I probably could select the 404s from one of the log tables to get what i need for transformation to Disallow: directives
Maybe this isn't the best solution, but it is the one i am following now and it is for site performance reasons as much as it is for seo.
Right, hte SEO Redirect module works a lot faster than normal processing, since it just takes the url and see if it needs to be redirected.
I can imagine we could add an option to that to
I'll ask my colleagues to share their thoughts on this too...
Greetz, Stefan
another use case would be to take 404s and route them to a specific page where i could offer options on how to proceed. that would probably still need to at least return a 301 which is a non-200 - not sure how dnn handles that. but if your module does that, i would be a buyer. however, i have uncovered a deeper cause to my performance issues and it may not really be dnn error processing that much. from an article at infragistic's website, i got the tip to increase the number of worker threads which by default is very low and may have been a collaborator in my sluggish response times during error conditions. i increased the number to 100 minimum and 200 maximum in the .net 4 machine.config. it ate a lot of memory but so far has been well worth it. fortunately i could easily allocate another gigabyte of memory, and more if needed. slow and sluggish request counts have dropped off dramatically even in the face of 404 errors. i also increased iis cache size - not sure how meaningful that was.
PS - the vast majority of my 404s are due to spiders - not to people.
Posted By tony bonn on 09 Feb 2021 02:10 PM another use case would be to take 404s and route them to a specific page where i could offer options on how to proceed. that would probably still need to at least return a 301 which is a non-200 - not sure how dnn handles that. but if your module does that, i would be a buyer.
another use case would be to take 404s and route them to a specific page where i could offer options on how to proceed. that would probably still need to at least return a 301 which is a non-200 - not sure how dnn handles that. but if your module does that, i would be a buyer.
That's exactly what our module does and there's no need to "buy" it :-)

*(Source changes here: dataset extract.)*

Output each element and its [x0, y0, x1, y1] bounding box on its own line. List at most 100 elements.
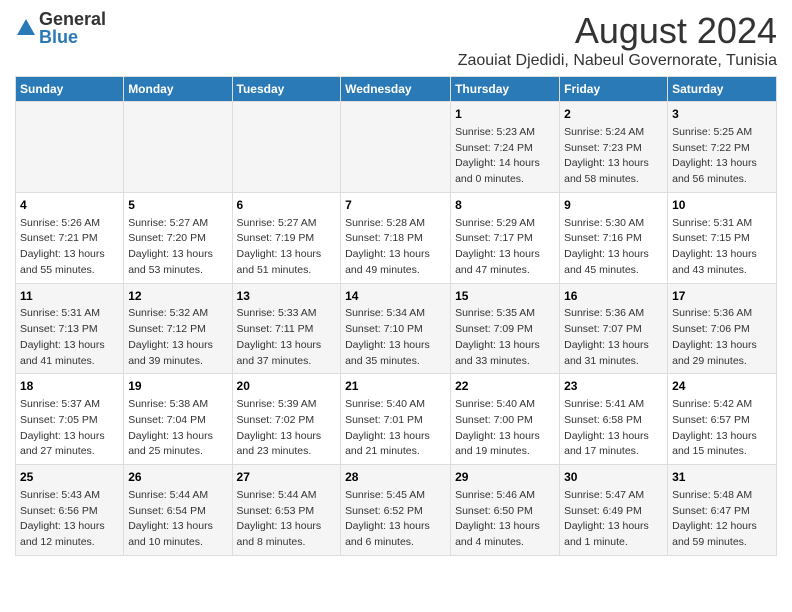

My suggestion would be to take on the root cause: tell Google not to index old pages. https://www.google.com/webmasters/tools/url-removal
Posted By Tycho de Waard (SU) on 11 Feb 2021 09:25 AM My suggestion would be to take on the root cause: tell Google not to index old pages. https://www.google.com/webmasters/tools/url-removal
thank you - i found that page a couple of days ago and have been using it. unfortuntately google is by no means the only crawler of stale links, so i add to the robots.txt file in the hopes that some of the other crawlers will honor it.